Природа, однако, требовала более полного удовлетворения. Однажды, когда, несмотря на все Donnerwetter! и Gott im Himmel! расточаемые мастером пера Кудратьевым, я покрыл чернильными пятнами лист с каллиграфическими упражнениями, зов крови настолько овладел мною, что, отбросив перо, я бросился вон из комнаты. Я не знал, в какую сторону мне податься, но инстинкт повелителя и хозяина вел меня прямо на половину прислуги, в старые конюшни, куда можно было пройти через галерею третьего этажа. Есть в жизни мгновения, когда вдохновение направляет руку Судьбы, быть может, потому, что означенная дама в это время занята где-то в другом месте. Я открыл наугад одну из дверей и оказался в комнате Парашки, одной из горничных Терезины, которая большей частью занималась нарядами своей хозяйки, ее волосами, лентами, платьями, духами и мушками. Так вышло, что Парашка как раз в этот момент стояла на четвереньках, протирая мокрой тряпкой паркет. Прямо передо мной возвышался мощный круп русской крестьянки. Я издал глухой воинственный клич и упал на колени за ее спиной с таким неистовством, что мои бедные колени болели после этого падения еще два дня. Застигнутая врасплох, Парашка была совершенно парализована страхом и начала голосить, лишь когда намерения барчука обнаружились совершенно явственно. На ее крики, без сомнения, сбежалась бы вся прислуга, если бы в момент вдохновения я не прошептал ей торопливо:
– Парашка, я тебя люблю, я не могу без тебя жить, я мечтаю о тебе день и ночь!
– Правда?
– Конечно правда, и еще – завтра мы пойдем на рынок и ты выберешь для себя любые ленты, какие тебе только понравятся!
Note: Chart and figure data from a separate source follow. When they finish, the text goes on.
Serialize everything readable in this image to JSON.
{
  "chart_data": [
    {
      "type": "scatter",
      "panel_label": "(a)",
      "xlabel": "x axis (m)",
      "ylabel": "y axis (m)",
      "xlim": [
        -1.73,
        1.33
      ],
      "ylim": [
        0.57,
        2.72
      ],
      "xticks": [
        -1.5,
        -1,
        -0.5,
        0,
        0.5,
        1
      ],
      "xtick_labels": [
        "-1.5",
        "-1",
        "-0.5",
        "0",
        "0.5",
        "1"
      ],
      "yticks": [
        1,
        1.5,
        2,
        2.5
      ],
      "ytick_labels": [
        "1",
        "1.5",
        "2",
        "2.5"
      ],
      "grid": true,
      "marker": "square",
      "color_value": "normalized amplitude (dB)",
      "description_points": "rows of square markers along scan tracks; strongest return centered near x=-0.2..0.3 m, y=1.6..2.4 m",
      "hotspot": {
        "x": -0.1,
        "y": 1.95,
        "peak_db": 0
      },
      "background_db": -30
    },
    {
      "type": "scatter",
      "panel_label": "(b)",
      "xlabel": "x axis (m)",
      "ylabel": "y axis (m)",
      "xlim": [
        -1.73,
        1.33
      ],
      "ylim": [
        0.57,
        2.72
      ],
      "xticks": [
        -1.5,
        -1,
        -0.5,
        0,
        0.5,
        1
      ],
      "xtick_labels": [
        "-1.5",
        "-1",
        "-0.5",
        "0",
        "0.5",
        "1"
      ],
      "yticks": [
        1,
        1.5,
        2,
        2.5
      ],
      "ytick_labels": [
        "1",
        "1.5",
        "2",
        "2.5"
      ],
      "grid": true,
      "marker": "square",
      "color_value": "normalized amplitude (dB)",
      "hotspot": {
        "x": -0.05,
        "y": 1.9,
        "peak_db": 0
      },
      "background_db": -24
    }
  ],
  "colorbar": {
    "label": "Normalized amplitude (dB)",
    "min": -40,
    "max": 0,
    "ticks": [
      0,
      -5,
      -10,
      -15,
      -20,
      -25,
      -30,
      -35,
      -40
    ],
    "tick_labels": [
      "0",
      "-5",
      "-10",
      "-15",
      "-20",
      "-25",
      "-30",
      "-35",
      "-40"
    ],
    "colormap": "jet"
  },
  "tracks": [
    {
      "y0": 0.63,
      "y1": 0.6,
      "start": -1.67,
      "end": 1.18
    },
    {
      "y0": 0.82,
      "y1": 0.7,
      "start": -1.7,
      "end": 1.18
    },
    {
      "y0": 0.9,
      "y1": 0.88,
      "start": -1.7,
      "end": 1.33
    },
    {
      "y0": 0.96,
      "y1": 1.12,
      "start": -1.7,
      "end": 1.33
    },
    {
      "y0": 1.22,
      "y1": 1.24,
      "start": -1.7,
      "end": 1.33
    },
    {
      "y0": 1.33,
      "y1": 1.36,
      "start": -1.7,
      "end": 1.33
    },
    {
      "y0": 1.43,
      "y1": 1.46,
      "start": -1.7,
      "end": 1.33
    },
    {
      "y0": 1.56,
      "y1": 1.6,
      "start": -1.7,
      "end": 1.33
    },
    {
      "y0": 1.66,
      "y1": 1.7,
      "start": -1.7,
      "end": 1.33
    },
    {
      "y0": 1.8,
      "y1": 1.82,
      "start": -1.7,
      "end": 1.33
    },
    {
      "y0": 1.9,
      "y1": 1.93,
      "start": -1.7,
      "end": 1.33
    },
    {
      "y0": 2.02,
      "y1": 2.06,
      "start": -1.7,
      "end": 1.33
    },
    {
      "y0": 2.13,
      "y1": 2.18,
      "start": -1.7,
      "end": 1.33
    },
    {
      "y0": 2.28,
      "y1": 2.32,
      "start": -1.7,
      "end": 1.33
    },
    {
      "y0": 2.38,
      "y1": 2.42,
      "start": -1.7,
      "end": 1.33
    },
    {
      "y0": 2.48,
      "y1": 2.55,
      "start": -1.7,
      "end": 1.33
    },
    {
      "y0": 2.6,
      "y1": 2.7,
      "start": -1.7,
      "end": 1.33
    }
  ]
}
Не льщу себя надеждой на то, что я предъявил ей сколь-нибудь необычные доказательства своей страсти, но я тогда только учился изъясняться на языке сердца, и нельзя отрицать, что я выказал в этом деле определенную ловкость. Женщины прислушиваются к нашептываниям, исходящим из глубины души, и искусство обольщения требует утонченности.
Парашка, во всяком случае, решила, что будет благоразумнее избежать скандала. Я был лишь немного удивлен тем, что, пока я парил в облаках, она продолжала тереть пол тряпкой.